The participants took another 5 minutes rest and repeated the mouth rinse as indicated earlier. The participants then performed an endurance test, composed of consecutive 3 minutes pedaling attempts (4% BW and 5% BW) followed by a 30-second full-power exercise (2% BW). In the test, the participants were instructed to pedal >80 rpm and to achieve their best power output throughout the test (Tests 2‐4).
Statistics
Descriptive data and results of generalized linear models are presented as mean and SD and estimated marginal mean with SE, respectively. The mean power and peak pedaling speed were compared using the generalized estimating equation of the generalized linear model. The model included participant identification as subject variable, test drink, and test day as within-subject variables, and test drink × test day as the interaction. Statistical significance was set at P < .05 (adjusted by Bonferroni’s method). SPSS ver. 19 (Japan IBM, Tokyo, Japan) was used for analyses.
Footnotes
Acknowledgments
Hayashibara Co., Ltd. (Okayama, Japan) provided their products trehalose “TREHA®” and maltose “SUNMALT®”. Acesulfame potassium “Sunett®” was a generous gift from Nabelin Co., Ltd. (Nagano, Japan).
Statement of Human and Animal Rights
All procedures followed were in accordance with Ethical Guidelines for Medical and Health Research Involving Human Subjects (Ministry of Health, Labour and Walfare of Japan) and with the Helsinki Declaration of 1964 and its later amendments.

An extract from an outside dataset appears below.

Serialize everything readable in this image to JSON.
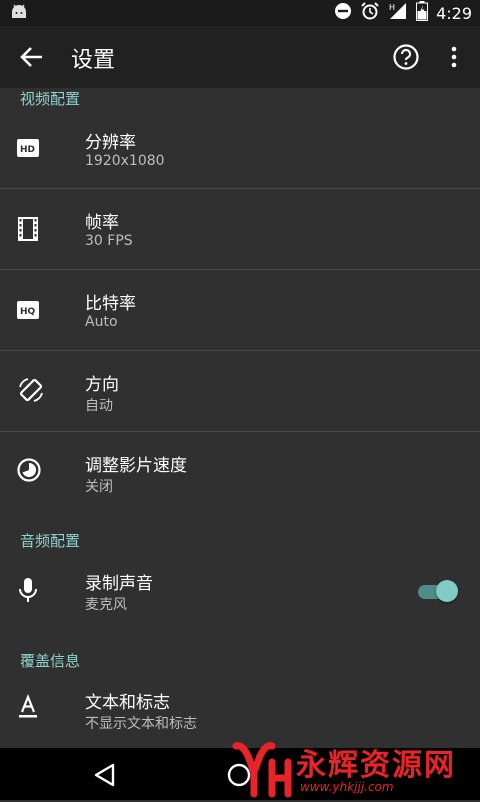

Declaration of Conflicting Interests
The author(s) declared the following potential conflicts of interest with respect to the research, authorship, and/or publication of this article: Two authors, NA and SE, are employees of Hayashibara Co. Ltd. (Okayama, Japan). The other authors, YS and KS, declared no conflicts of interest for research, authorship, and publication of this article.
Funding
The author(s) disclosed receipt of the following financial support for the research, authorship, and/or publication of this article: This study was funded by Hayashibara Co., Ltd. (Okayama, Japan).